Thursday, December 9, 2010

Boxes

Last night some of my friends and I had a "Music Appreciation Evening". What we do is each bring 3 songs and take turns going in a circle, playing our song, and talking about them. My friend Karl brought this one last night. It's called "Boxes" by Charlie Winston.

http://www.youtube.com/watch?v=1wNFn4pKoA0&feature=related

Who shall we propose to be ?
Who am I supposed to be ?
With these empty building blocks
I could make a thousand me's

I don't really wanna understand
Everything in my world
It spoils the fun for me
Come on darling you can take my hand
Blowing kisses in the wind
We'll fly away in our dreams
From the boxes they'll put us in
-----------------------
It's a really beautiful song. I've really been appreciating the last few days. I have been so surrounded with people, but it's also problematic. I'm finding that I don't really like being alone lately. For awhile, at the end of the year, all I wanted to do was curl up and sleep in the quiet. But now, a day away from leaving, I don't want anything but noise. I've become addicted to my iPod, but not because there's a song that I'm really into, I just like any sound. Direct into my ears so my thoughts can't go out of control when there's silence.

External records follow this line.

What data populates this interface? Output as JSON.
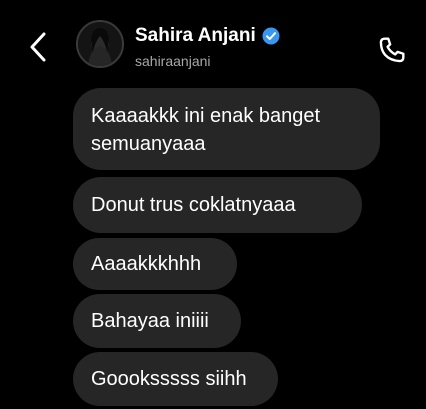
{
  "header": {
    "contact_name": "Sahira Anjani",
    "contact_handle": "sahiraanjani",
    "back_icon": "chevron-left-icon",
    "verified_icon": "verified-badge-icon",
    "call_icon": "phone-icon"
  },
  "messages": [
    {
      "line1": "Kaaaakkk ini enak banget",
      "line2": "semuanyaaa"
    },
    {
      "text": "Donut trus coklatnyaaa"
    },
    {
      "text": "Aaaakkkhhh"
    },
    {
      "text": "Bahayaa iniiii"
    },
    {
      "text": "Goooksssss siihh"
    }
  ],
  "colors": {
    "background": "#000000",
    "bubble": "#262626",
    "verified": "#3897f0",
    "secondary_text": "#a8a8a8"
  }
}
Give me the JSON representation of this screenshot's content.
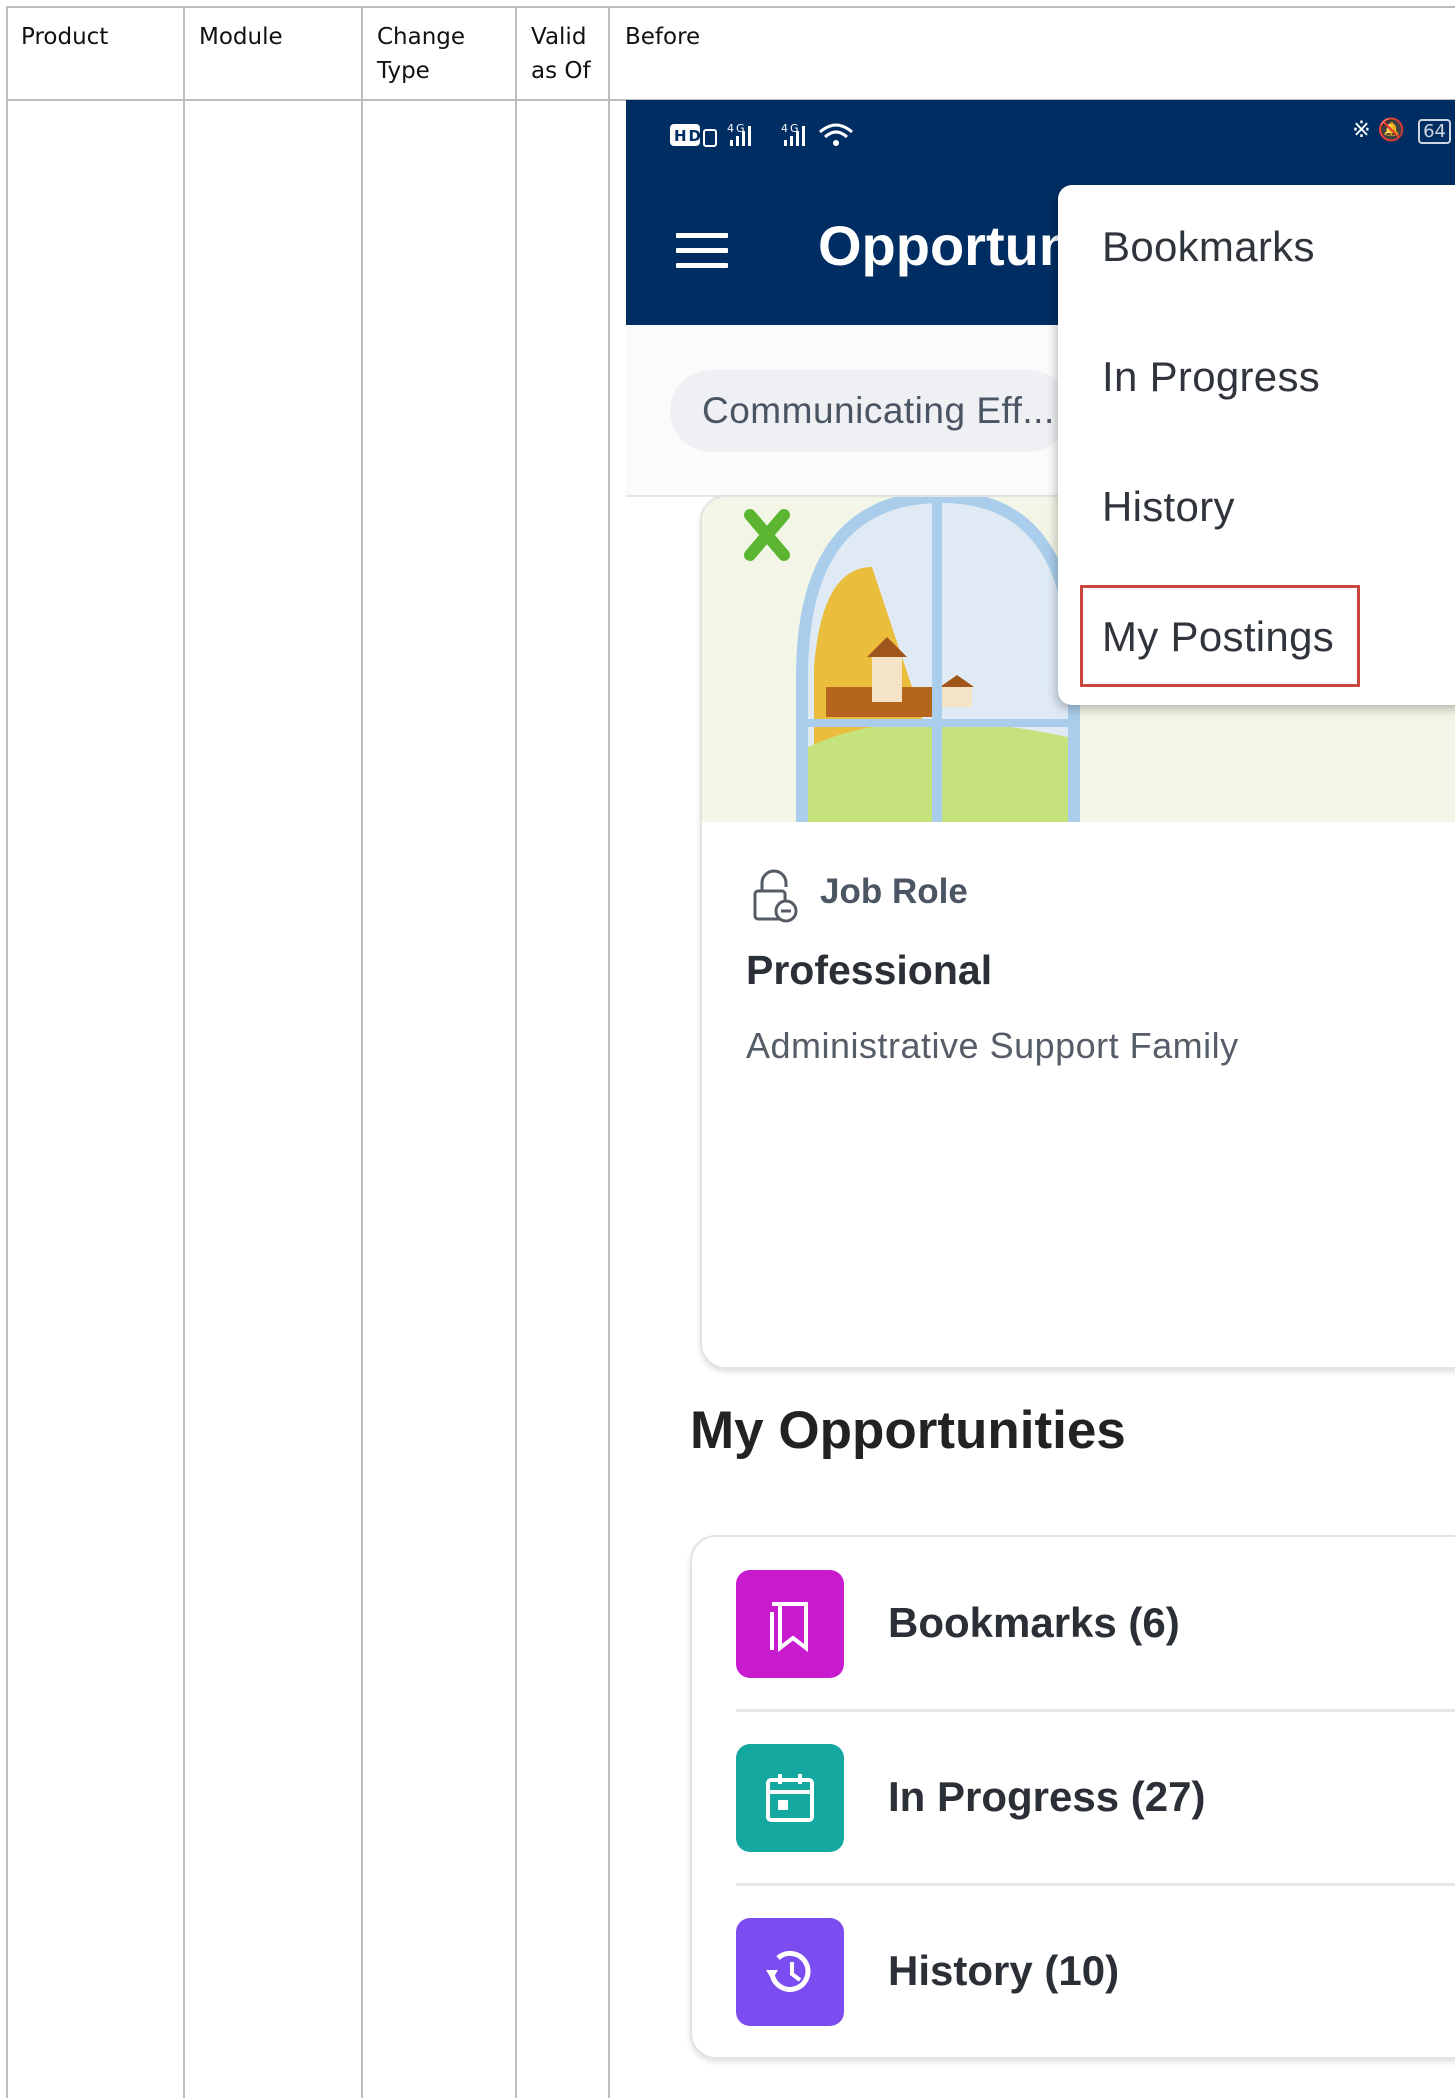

I feel like there are so many building blocks and a thousand me's.
There's always music pumping through me. Throbbing bass and pounding drums. It's like a reminder to my heart to keep on beating. So it keeps beating.

I've done a lot of changing at UBC. This week I was calling it "growing up", but I'm not sure I have. I've just changed over and over and over again. I think about all the different versions of "me" there has been. I've conquered old fears and made new ones. I've said goodbye to old friends and made new ones. I've been in and then out, up and then down, and I just want a place to land.